ベテランの猟師三人組は、各々が黙って二束ずつを渡した。コンヤに肩を叩かれて我に返ったカークは、六束入りのケースごと差し出す。
「ありがとウ、助かっタ。感謝すル」
矢の束をまとめて背負ったその男は、目を凝らして見れば酷く汚れていた。しかし、次の瞬間には気配ごと消える。

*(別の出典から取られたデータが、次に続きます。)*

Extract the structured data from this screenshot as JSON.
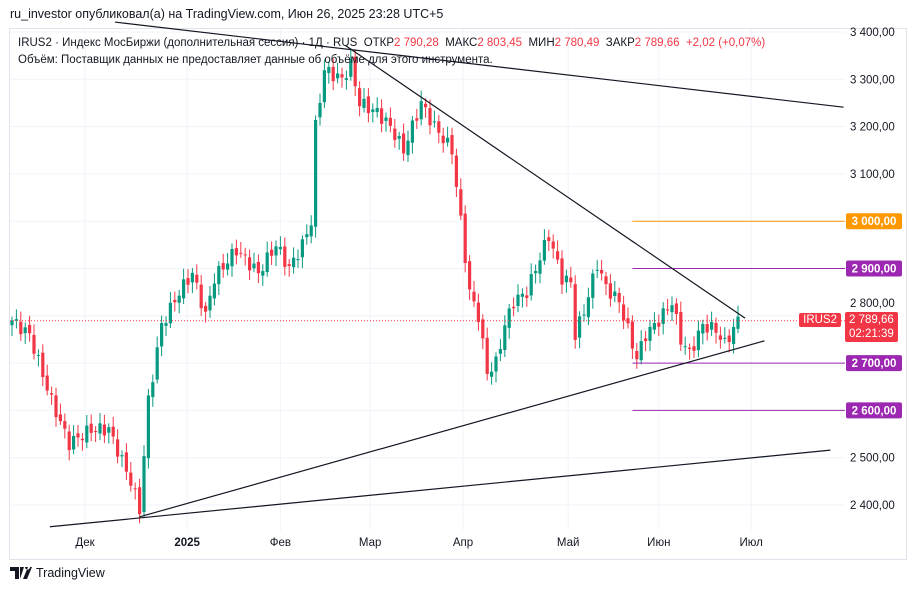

「カークが矢を持って来てくれたから、皆が助かったようなモノだ」
リーダーで赤鬼のように恐い大男のチャハンが、小さくしたつもりの銅鑼声で労ってくれた。
(今の男は誰だ? 何故皆は何も言わない?)
疑問を口に出せない雰囲気だ。
(俺がここに居るのは、何かの間違いではないのか?)
カークは理解不能な状況に戸惑う。
黒ずくめの男が去ってから、急激に辺りの気温が下がってきた。
(放射冷却だな。ずっと晴天だったから、その分これからの冷え込みも厳しいぞ)
間も無く夜明けを迎える頃である。茂みの陰に隠れた四人は、寒さを耐えながら無言で周囲を警戒していた。
突然キーンと耳鳴りがする。
ハッ、として身構えると、柵の向こう側が猛烈に明るくなった。
「火炎魔法の攻撃だな」
チャハンが呟く。
「合図だ、行くぞ」
四人は柵を飛び越えて、勢いよく走り出した。
「目指すのは、煉瓦作りの建物だったな」
先頭に立つ狐獣人のコンヤが尋ねる。
「どっちだ?」
狼獣人のヌガウが続けた。
柵を越えてしばらく進むと、煉瓦作りの建物が二つ並んでおり、どちらもよく似た佇まいをしていたのだ。
『奥の建物デスヨ!』
フェアリーの指摘にカークは驚いた。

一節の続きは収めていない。